The law which forces Brazilian federal universities to leave 50% of higher education seats to students from government schools and minorities such as blacks and indigenous became effective on Monday.
“The bill will help to compensate a historic debt of Brazil with our poorest youngsters” said President Dilma Rousseff during her weekly broadcast.
The 59 federal universities will have to make the law effective immediately and begin selecting students for the school year in 2013 added the president. The bill sets out that 12.5% of university places are reserved for blacks, indigenous and students from publish schooling and the percentage will grow sustainedly until it reaches 50% by 2026.
Affirmative action or positive discrimination means public school students have access to half of the places at federal universities (funded by the government) several of which in international ratings are considered among the country’s best academic centres, ahead of private institutions.
The initiative wants to limit access to students from private schools that usually have higher grades to those from public schools when it comes to the admission exams and end keeping most of the place in federal universities.
“Our target is to expand access to our universities and higher education federal institutes for the students from public schools, blacks and indigenous. These universities are among the best in the country and most of the time students coming from public schools have difficulties in being admitted”, said Rousseff.
But the law also contemplates that among the students from public schools admitted to the universities, to be selected according to their grades, they include sub-quotas for blacks, mulattos, indigenous or low income families.

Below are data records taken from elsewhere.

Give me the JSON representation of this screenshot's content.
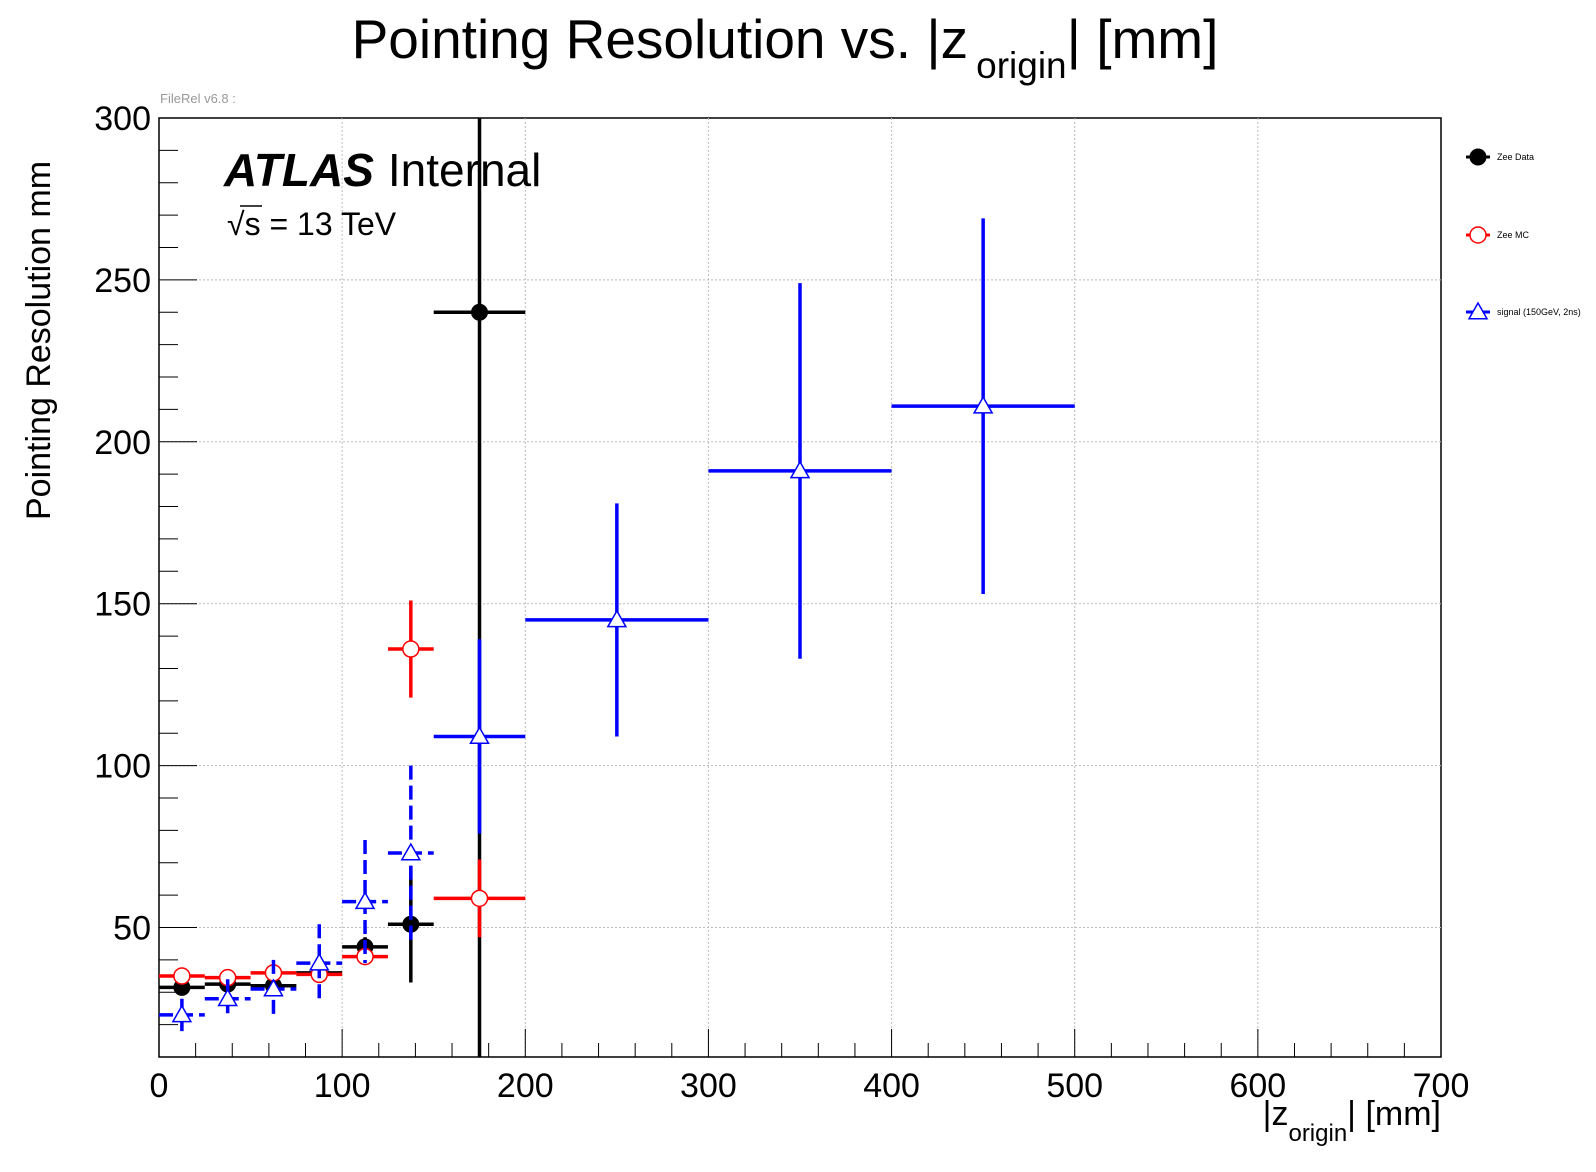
{
  "title": {
    "main": "Pointing Resolution vs. |z",
    "sub": "origin",
    "tail": "| [mm]"
  },
  "version_label": "FileRel v6.8 :",
  "atlas_label": {
    "bold": "ATLAS",
    "rest": "Internal"
  },
  "energy_label": {
    "sqrt": "√",
    "text": "s = 13 TeV"
  },
  "chart_data": {
    "type": "scatter",
    "title": "Pointing Resolution vs. |z origin| [mm]",
    "xlabel": "|z origin| [mm]",
    "ylabel": "Pointing Resolution mm",
    "xlim": [
      0,
      700
    ],
    "ylim": [
      10,
      300
    ],
    "grid": true,
    "legend_position": "right",
    "x_ticks": [
      0,
      100,
      200,
      300,
      400,
      500,
      600,
      700
    ],
    "y_ticks": [
      50,
      100,
      150,
      200,
      250,
      300
    ],
    "series": [
      {
        "name": "Zee Data",
        "color": "#000000",
        "marker": "filled-circle",
        "points": [
          {
            "x": 12.5,
            "xerr": 12.5,
            "y": 31.5,
            "yerr": 1.5
          },
          {
            "x": 37.5,
            "xerr": 12.5,
            "y": 32.5,
            "yerr": 1.5
          },
          {
            "x": 62.5,
            "xerr": 12.5,
            "y": 32,
            "yerr": 2
          },
          {
            "x": 87.5,
            "xerr": 12.5,
            "y": 36,
            "yerr": 3
          },
          {
            "x": 112.5,
            "xerr": 12.5,
            "y": 44,
            "yerr": 3
          },
          {
            "x": 137.5,
            "xerr": 12.5,
            "y": 51,
            "yerr": 18
          },
          {
            "x": 175,
            "xerr": 25,
            "y": 240,
            "yerr": 235
          }
        ]
      },
      {
        "name": "Zee MC",
        "color": "#ff0000",
        "marker": "open-circle",
        "points": [
          {
            "x": 12.5,
            "xerr": 12.5,
            "y": 35,
            "yerr": 1
          },
          {
            "x": 37.5,
            "xerr": 12.5,
            "y": 34.5,
            "yerr": 1
          },
          {
            "x": 62.5,
            "xerr": 12.5,
            "y": 36,
            "yerr": 1.5
          },
          {
            "x": 87.5,
            "xerr": 12.5,
            "y": 35.5,
            "yerr": 2
          },
          {
            "x": 112.5,
            "xerr": 12.5,
            "y": 41,
            "yerr": 2.5
          },
          {
            "x": 137.5,
            "xerr": 12.5,
            "y": 136,
            "yerr": 15
          },
          {
            "x": 175,
            "xerr": 25,
            "y": 59,
            "yerr": 12
          }
        ]
      },
      {
        "name": "signal (150GeV, 2ns)",
        "color": "#0000ff",
        "marker": "open-triangle",
        "points": [
          {
            "x": 12.5,
            "xerr": 12.5,
            "y": 23,
            "yerr": 5
          },
          {
            "x": 37.5,
            "xerr": 12.5,
            "y": 28,
            "yerr": 6
          },
          {
            "x": 62.5,
            "xerr": 12.5,
            "y": 31,
            "yerr": 9
          },
          {
            "x": 87.5,
            "xerr": 12.5,
            "y": 39,
            "yerr": 12
          },
          {
            "x": 112.5,
            "xerr": 12.5,
            "y": 58,
            "yerr": 19
          },
          {
            "x": 137.5,
            "xerr": 12.5,
            "y": 73,
            "yerr": 27
          },
          {
            "x": 175,
            "xerr": 25,
            "y": 109,
            "yerr": 30
          },
          {
            "x": 250,
            "xerr": 50,
            "y": 145,
            "yerr": 36
          },
          {
            "x": 350,
            "xerr": 50,
            "y": 191,
            "yerr": 58
          },
          {
            "x": 450,
            "xerr": 50,
            "y": 211,
            "yerr": 58
          }
        ]
      }
    ]
  }
}
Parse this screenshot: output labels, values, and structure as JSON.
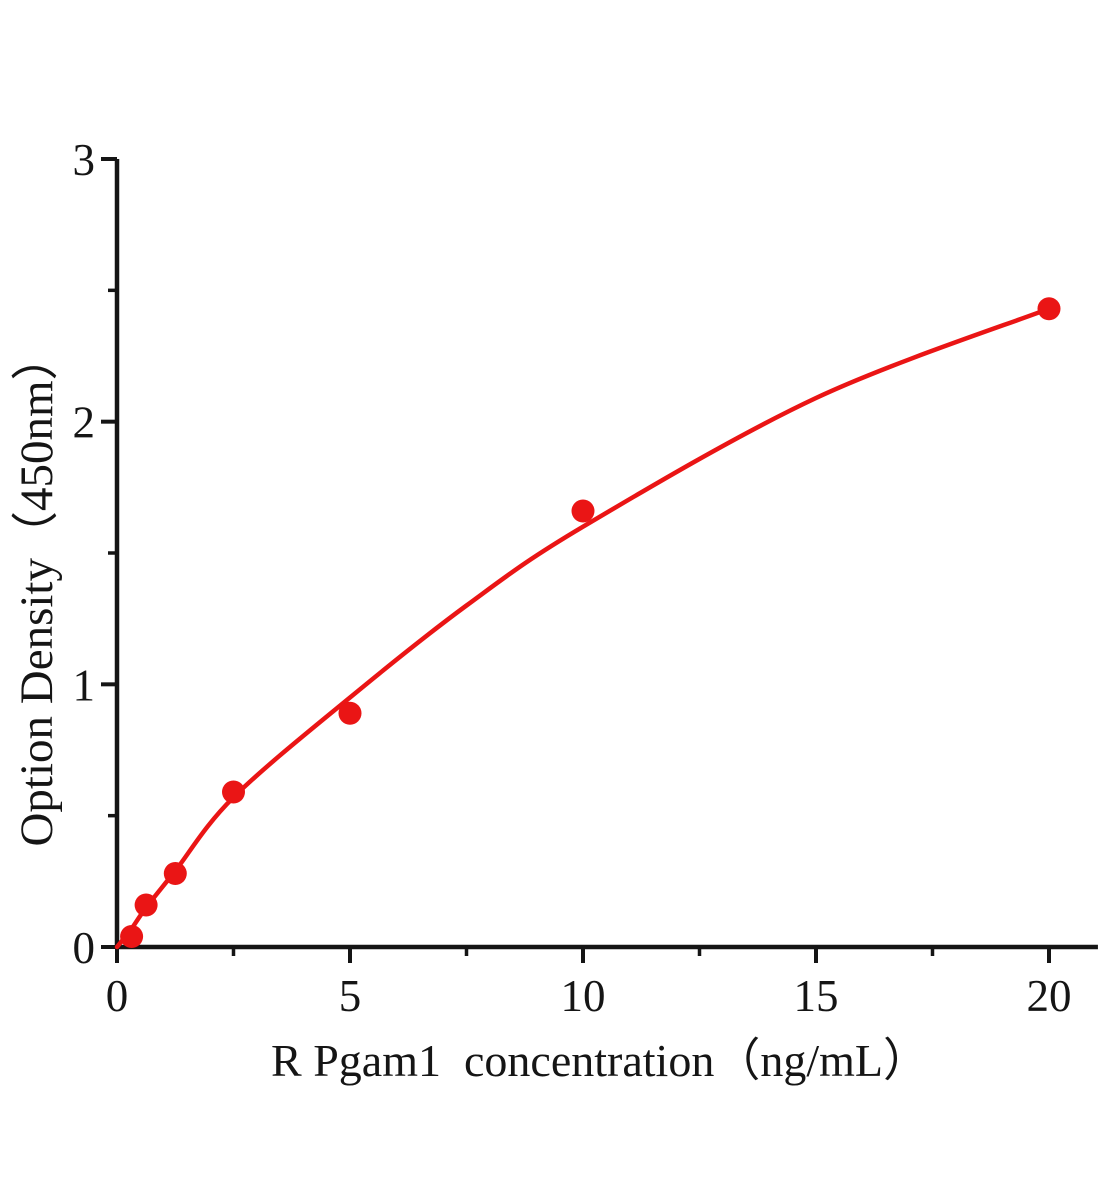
{
  "figure": {
    "background": "#ffffff"
  },
  "chart_data": {
    "type": "scatter",
    "title": "",
    "xlabel": "R Pgam1  concentration（ng/mL）",
    "ylabel": "Option Density（450nm）",
    "x": [
      0.3125,
      0.625,
      1.25,
      2.5,
      5,
      10,
      20
    ],
    "y": [
      0.04,
      0.16,
      0.28,
      0.59,
      0.89,
      1.66,
      2.43
    ],
    "curve_points": [
      [
        0,
        0
      ],
      [
        0.3125,
        0.07
      ],
      [
        0.625,
        0.15
      ],
      [
        1.25,
        0.29
      ],
      [
        2.5,
        0.57
      ],
      [
        5,
        0.95
      ],
      [
        7.5,
        1.3
      ],
      [
        10,
        1.6
      ],
      [
        15,
        2.09
      ],
      [
        20,
        2.43
      ]
    ],
    "xlim": [
      0,
      21.05
    ],
    "ylim": [
      0,
      3
    ],
    "x_major_ticks": [
      0,
      5,
      10,
      15,
      20
    ],
    "x_minor_ticks": [
      2.5,
      7.5,
      12.5,
      17.5
    ],
    "y_major_ticks": [
      0,
      1,
      2,
      3
    ],
    "y_minor_ticks": [
      0.5,
      1.5,
      2.5
    ],
    "grid": false,
    "legend": "none",
    "colors": {
      "curve": "#ea1515",
      "point": "#ea1515",
      "axis": "#151515",
      "text": "#151515"
    }
  }
}
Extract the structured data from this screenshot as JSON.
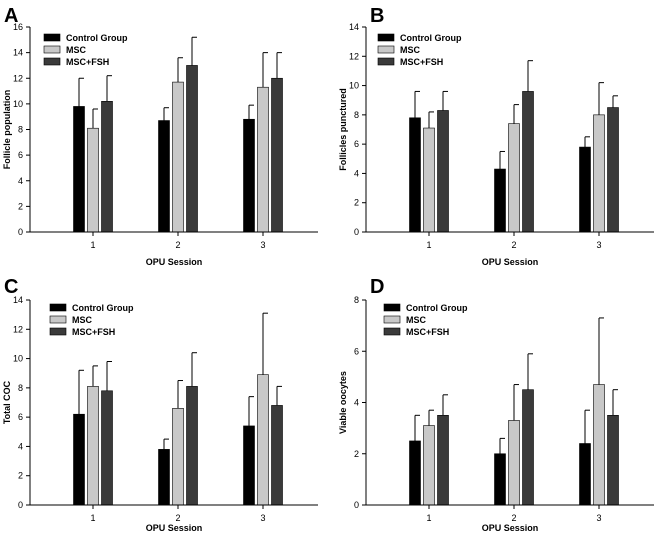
{
  "colors": {
    "control": "#000000",
    "msc": "#c8c8c8",
    "msc_fsh": "#3a3a3a",
    "axis": "#000000"
  },
  "chart_data": [
    {
      "panel": "A",
      "type": "bar",
      "xlabel": "OPU Session",
      "ylabel": "Follicle population",
      "categories": [
        "1",
        "2",
        "3"
      ],
      "ylim": [
        0,
        16
      ],
      "yticks": [
        0,
        2,
        4,
        6,
        8,
        10,
        12,
        14,
        16
      ],
      "legend": "top-left",
      "series": [
        {
          "name": "Control Group",
          "values": [
            9.8,
            8.7,
            8.8
          ],
          "errors": [
            2.2,
            1.0,
            1.1
          ]
        },
        {
          "name": "MSC",
          "values": [
            8.1,
            11.7,
            11.3
          ],
          "errors": [
            1.5,
            1.9,
            2.7
          ]
        },
        {
          "name": "MSC+FSH",
          "values": [
            10.2,
            13.0,
            12.0
          ],
          "errors": [
            2.0,
            2.2,
            2.0
          ]
        }
      ]
    },
    {
      "panel": "B",
      "type": "bar",
      "xlabel": "OPU Session",
      "ylabel": "Follicles punctured",
      "categories": [
        "1",
        "2",
        "3"
      ],
      "ylim": [
        0,
        14
      ],
      "yticks": [
        0,
        2,
        4,
        6,
        8,
        10,
        12,
        14
      ],
      "legend": "top-left",
      "series": [
        {
          "name": "Control Group",
          "values": [
            7.8,
            4.3,
            5.8
          ],
          "errors": [
            1.8,
            1.2,
            0.7
          ]
        },
        {
          "name": "MSC",
          "values": [
            7.1,
            7.4,
            8.0
          ],
          "errors": [
            1.1,
            1.3,
            2.2
          ]
        },
        {
          "name": "MSC+FSH",
          "values": [
            8.3,
            9.6,
            8.5
          ],
          "errors": [
            1.3,
            2.1,
            0.8
          ]
        }
      ]
    },
    {
      "panel": "C",
      "type": "bar",
      "xlabel": "OPU Session",
      "ylabel": "Total COC",
      "categories": [
        "1",
        "2",
        "3"
      ],
      "ylim": [
        0,
        14
      ],
      "yticks": [
        0,
        2,
        4,
        6,
        8,
        10,
        12,
        14
      ],
      "legend": "top-left",
      "series": [
        {
          "name": "Control Group",
          "values": [
            6.2,
            3.8,
            5.4
          ],
          "errors": [
            3.0,
            0.7,
            2.0
          ]
        },
        {
          "name": "MSC",
          "values": [
            8.1,
            6.6,
            8.9
          ],
          "errors": [
            1.4,
            1.9,
            4.2
          ]
        },
        {
          "name": "MSC+FSH",
          "values": [
            7.8,
            8.1,
            6.8
          ],
          "errors": [
            2.0,
            2.3,
            1.3
          ]
        }
      ]
    },
    {
      "panel": "D",
      "type": "bar",
      "xlabel": "OPU Session",
      "ylabel": "Viable oocytes",
      "categories": [
        "1",
        "2",
        "3"
      ],
      "ylim": [
        0,
        8
      ],
      "yticks": [
        0,
        2,
        4,
        6,
        8
      ],
      "legend": "top-left",
      "series": [
        {
          "name": "Control Group",
          "values": [
            2.5,
            2.0,
            2.4
          ],
          "errors": [
            1.0,
            0.6,
            1.3
          ]
        },
        {
          "name": "MSC",
          "values": [
            3.1,
            3.3,
            4.7
          ],
          "errors": [
            0.6,
            1.4,
            2.6
          ]
        },
        {
          "name": "MSC+FSH",
          "values": [
            3.5,
            4.5,
            3.5
          ],
          "errors": [
            0.8,
            1.4,
            1.0
          ]
        }
      ]
    }
  ]
}
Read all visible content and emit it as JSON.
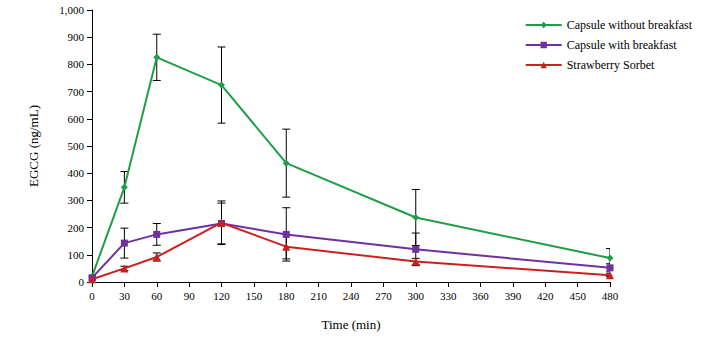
{
  "chart_data": {
    "type": "line",
    "x_label": "Time (min)",
    "y_label": "EGCG (ng/mL)",
    "x": [
      0,
      30,
      60,
      120,
      180,
      300,
      480
    ],
    "series": [
      {
        "name": "Capsule without breakfast",
        "color": "#1E9E46",
        "marker": "diamond",
        "line_style": "solid",
        "values": [
          20,
          348,
          826,
          724,
          437,
          237,
          88
        ],
        "errors": [
          5,
          58,
          85,
          140,
          125,
          103,
          35
        ]
      },
      {
        "name": "Capsule with breakfast",
        "color": "#7030A0",
        "marker": "square",
        "line_style": "solid",
        "values": [
          15,
          143,
          175,
          215,
          175,
          120,
          52
        ],
        "errors": [
          4,
          55,
          40,
          75,
          98,
          60,
          15
        ]
      },
      {
        "name": "Strawberry Sorbet",
        "color": "#CC1F1F",
        "marker": "triangle",
        "line_style": "solid",
        "values": [
          10,
          50,
          92,
          218,
          130,
          75,
          25
        ],
        "errors": [
          3,
          8,
          15,
          80,
          45,
          12,
          5
        ]
      }
    ],
    "xlim": [
      0,
      480
    ],
    "xticks": [
      0,
      30,
      60,
      90,
      120,
      150,
      180,
      210,
      240,
      270,
      300,
      330,
      360,
      390,
      420,
      450,
      480
    ],
    "ylim": [
      0,
      1000
    ],
    "yticks": [
      0,
      100,
      200,
      300,
      400,
      500,
      600,
      700,
      800,
      900,
      1000
    ],
    "grid": false,
    "legend": "upper right"
  }
}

This way half of the available places with go to students with the highest grades and that can show family income is below 1.5 minimum salary (approx 466 dollars) no matter race, while the other half to those who allege racial criteria and will be delivered in direct proportion to the race distribution in each state.
In states such as Bahía with the greatest percentage of black population in Brazil, the criteria will favour the afro-descendents while the indigenous will be most benefited in the Amazon states, where most of them live.
According to the latest census of 2010 the majority of the Brazilian population considered itself afro-descendent, which is quite unusual for a country which started collecting stats back in 1872. The last census shows Brazilians number 190.8 million of which 50.7% Negro or mulatto, 47-7% white; 1.1% yellow and 0.4% indigenous.
Even before the current bill, 32 of the 59 federal universities already had a system that favoured admission for children from poor families and 25 had racial quotas.
The bill became effective when the media reports that although yet unconfirmed by government, the administration of President Rousseff is considering extending the quota system to tests for contracting federal staff.
The quotas policy was ratified and considered constitutional this year by the Supreme Tribunal following a case in which a conservative political party campaigned against the system arguing it was ‘senseless’ in a society with such racial blending as is Brazil.